8月の近海カツオ竿釣り漁場とカツオ魚体と水揚状況について

近海竿釣り船の漁場と魚体組成

 8月の近海カツオ竿釣りの漁場は、上旬に伊豆諸島近海で特大を中心とした漁場が形成されたが、中旬以降は東北沖の混合域が主漁場となった(図1)。下旬には陸寄りの釜石沖にも漁場が形成され、この漁場では極小中心の漁獲となった(図2下段)。 8月の平均漁獲量は4.8トン/隻・日(延362隻)で、前年同月の9.4トン/隻・日(延べ476隻)を大きく下回った。漁場水温は、上旬は23〜24℃、中旬は25〜26℃、下旬は26〜27℃が中心となった(図2)。前年同月下旬の漁場水温(22〜23℃が中心)と比較すると、 今年の8月下旬の漁場水温は高く、例年のように40°N以北、23℃以下の水温帯に北上する群はほとんどなかったとみられる。気仙沼港に水揚げされたカツオの魚体組成をみると、7月に引き続き、例年出現頻度の高い中小・中・大(体重1.8〜4kg)は少なく、 今年は小(1.3〜1.8kg)と特大(4〜6kg)が多く漁獲されており、これまでにない魚体組成となった(図3)。海域別にみると、銚子以北では沿岸寄りの漁場で小が漁獲され、比較的沖合で特大が漁獲される傾向があった。

水揚状況について

 生鮮カツオ(釣り)の1〜8月の全国水揚量は、前月に引き続き2015年以来最も少なく、13,143トンで、過去5年の1〜8月の平均水揚量(24,500トン)の50%程度となった(図4)。 月別の水揚量では、8月は前月(3,463トン)よりやや増加し3,484トン(過去5年同月平均の75%程度)だった(図5上段)。平均価格は、前月の322円/kgとほぼ変わらず334円/kgで、前年と同程度だった。
 生鮮カツオ(まき網)の月別全国水揚量は、7月までは釣りと同様に過去5年平均を大幅に下回っていたが、8月は2,862トンで過去5年平均の約1.7倍の水揚量となった(図5下段)。
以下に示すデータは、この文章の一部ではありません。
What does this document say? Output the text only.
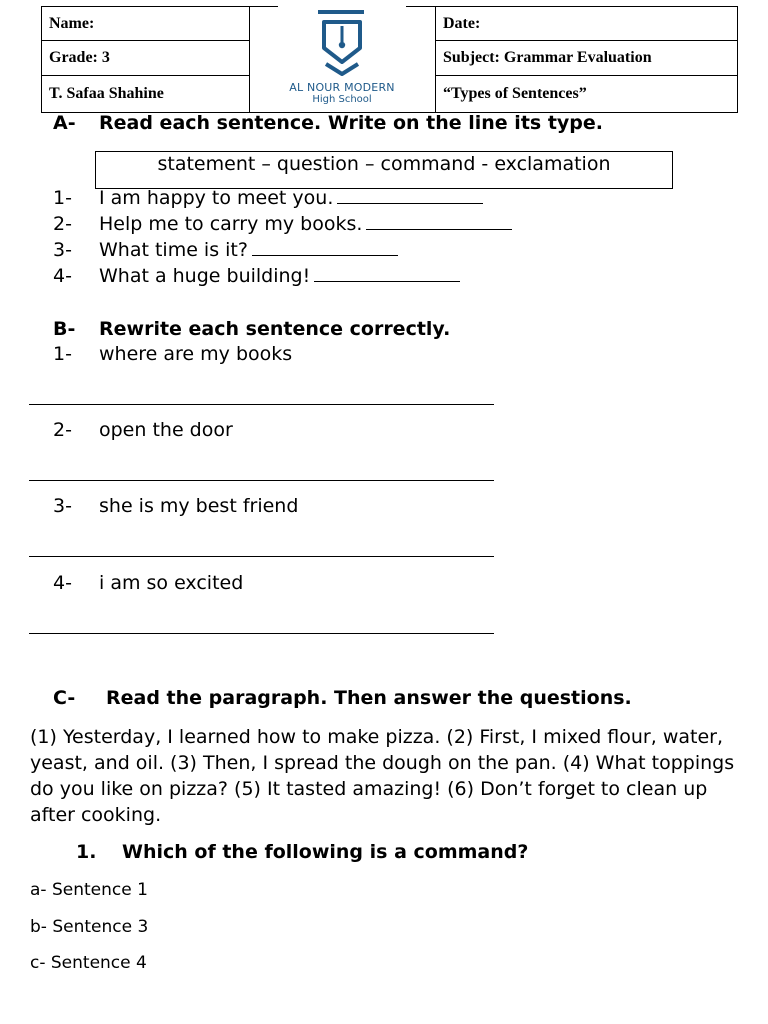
Name:
Grade: 3
T. Safaa Shahine
Date:
Subject: Grammar Evaluation
“Types of Sentences”
AL NOUR MODERN
High School
A- Read each sentence. Write on the line its type.
statement – question – command - exclamation
1- I am happy to meet you.
2- Help me to carry my books.
3- What time is it?
4- What a huge building!
B- Rewrite each sentence correctly.
1- where are my books
2- open the door
3- she is my best friend
4- i am so excited
C- Read the paragraph. Then answer the questions.
(1) Yesterday, I learned how to make pizza. (2) First, I mixed flour, water, yeast, and oil. (3) Then, I spread the dough on the pan. (4) What toppings do you like on pizza? (5) It tasted amazing! (6) Don’t forget to clean up after cooking.
1. Which of the following is a command?
a- Sentence 1
b- Sentence 3
c- Sentence 4
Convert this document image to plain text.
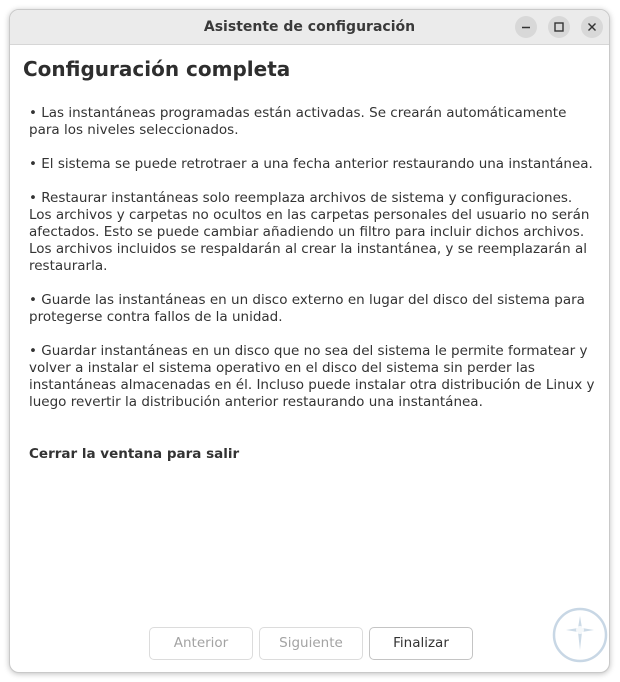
Asistente de configuración
Configuración completa

• Las instantáneas programadas están activadas. Se crearán automáticamente para los niveles seleccionados.

• El sistema se puede retrotraer a una fecha anterior restaurando una instantánea.

• Restaurar instantáneas solo reemplaza archivos de sistema y configuraciones. Los archivos y carpetas no ocultos en las carpetas personales del usuario no serán afectados. Esto se puede cambiar añadiendo un filtro para incluir dichos archivos. Los archivos incluidos se respaldarán al crear la instantánea, y se reemplazarán al restaurarla.

• Guarde las instantáneas en un disco externo en lugar del disco del sistema para protegerse contra fallos de la unidad.

• Guardar instantáneas en un disco que no sea del sistema le permite formatear y volver a instalar el sistema operativo en el disco del sistema sin perder las instantáneas almacenadas en él. Incluso puede instalar otra distribución de Linux y luego revertir la distribución anterior restaurando una instantánea.

Cerrar la ventana para salir
Anterior	Siguiente	Finalizar
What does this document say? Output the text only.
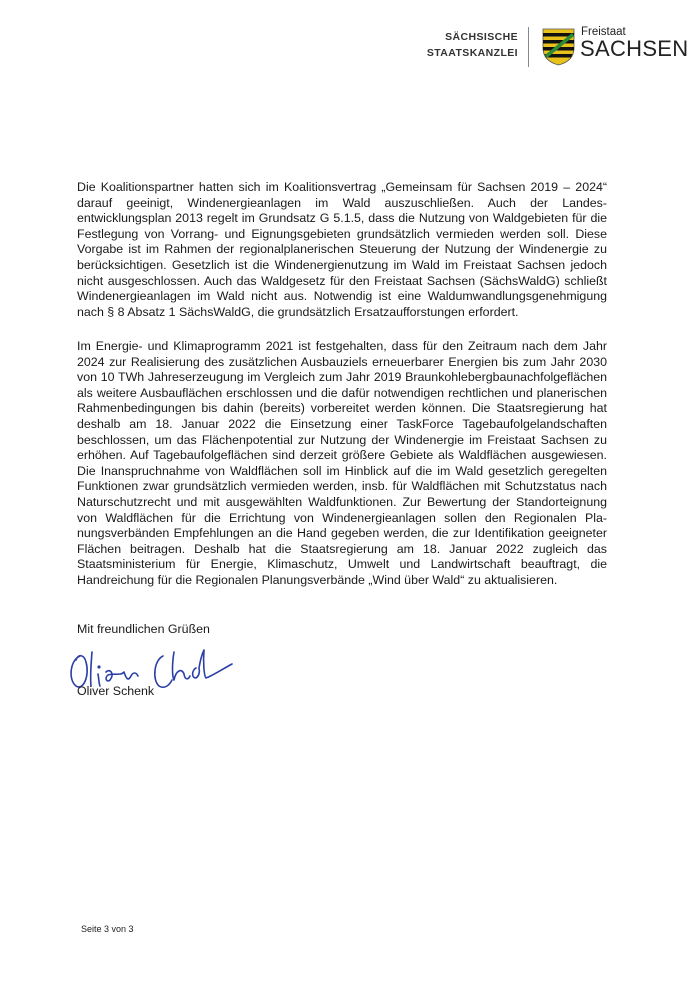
SÄCHSISCHE
STAATSKANZLEI
Freistaat
SACHSEN

Die Koalitionspartner hatten sich im Koalitionsvertrag „Gemeinsam für Sachsen 2019 – 2024“ darauf geeinigt, Windenergieanlagen im Wald auszuschließen. Auch der Landesentwicklungsplan 2013 regelt im Grundsatz G 5.1.5, dass die Nutzung von Waldgebieten für die Festlegung von Vorrang- und Eignungsgebieten grundsätzlich vermieden werden soll. Diese Vorgabe ist im Rahmen der regionalplanerischen Steuerung der Nutzung der Windenergie zu berücksichtigen. Gesetzlich ist die Windenergienutzung im Wald im Freistaat Sachsen jedoch nicht ausgeschlossen. Auch das Waldgesetz für den Freistaat Sachsen (SächsWaldG) schließt Windenergieanlagen im Wald nicht aus. Notwendig ist eine Waldumwandlungsgenehmigung nach § 8 Absatz 1 SächsWaldG, die grundsätzlich Ersatzaufforstungen erfordert.

Im Energie- und Klimaprogramm 2021 ist festgehalten, dass für den Zeitraum nach dem Jahr 2024 zur Realisierung des zusätzlichen Ausbauziels erneuerbarer Energien bis zum Jahr 2030 von 10 TWh Jahreserzeugung im Vergleich zum Jahr 2019 Braunkohlebergbaunachfolgeflächen als weitere Ausbauflächen erschlossen und die dafür notwendigen rechtlichen und planerischen Rahmenbedingungen bis dahin (bereits) vorbereitet werden können. Die Staatsregierung hat deshalb am 18. Januar 2022 die Einsetzung einer TaskForce Tagebaufolgelandschaften beschlossen, um das Flächenpotential zur Nutzung der Windenergie im Freistaat Sachsen zu erhöhen. Auf Tagebaufolgeflächen sind derzeit größere Gebiete als Waldflächen ausgewiesen. Die Inanspruchnahme von Waldflächen soll im Hinblick auf die im Wald gesetzlich geregelten Funktionen zwar grundsätzlich vermieden werden, insb. für Waldflächen mit Schutzstatus nach Naturschutzrecht und mit ausgewählten Waldfunktionen. Zur Bewertung der Standorteignung von Waldflächen für die Errichtung von Windenergieanlagen sollen den Regionalen Planungsverbänden Empfehlungen an die Hand gegeben werden, die zur Identifikation geeigneter Flächen beitragen. Deshalb hat die Staatsregierung am 18. Januar 2022 zugleich das Staatsministerium für Energie, Klimaschutz, Umwelt und Landwirtschaft beauftragt, die Handreichung für die Regionalen Planungsverbände „Wind über Wald“ zu aktualisieren.

Mit freundlichen Grüßen
Oliver Schenk
Seite 3 von 3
8月の平均価格は230円/kgで前年同月比80%程度であった。 水揚量が多かったことや小サイズの割合が多かったことが要因となってか、価格は低い状況が続いている。
 例年、8月に漁獲される中サイズが9月も漁獲の主体となり、10月に東北海域北部の低水温域(19℃以下)まで北上するが、今年はほとんどみられない。8月に多く漁獲された小サイズは、前年8〜9月は19〜22℃程度の水温帯にも出現がみられた。 今年8月の漁場水温は23℃以上で前年より水温の高い海域での操業となったが、今後カツオの分布域が、より餌の豊富な低水温域へ北上するのか、このまま23℃以上の海域となるのか、水温分布の季節変化と合わせて注視していく必要がある。 この小サイズの群れの出現が9月以降も続けば、秋季も東北沖での漁場形成が見込まれる。ただし特大サイズは南下がはじまる時期が比較的早く、今後は小サイズが中心の漁獲になるとみられ、引き続き例年と異なる群れが漁獲対象となると推測される。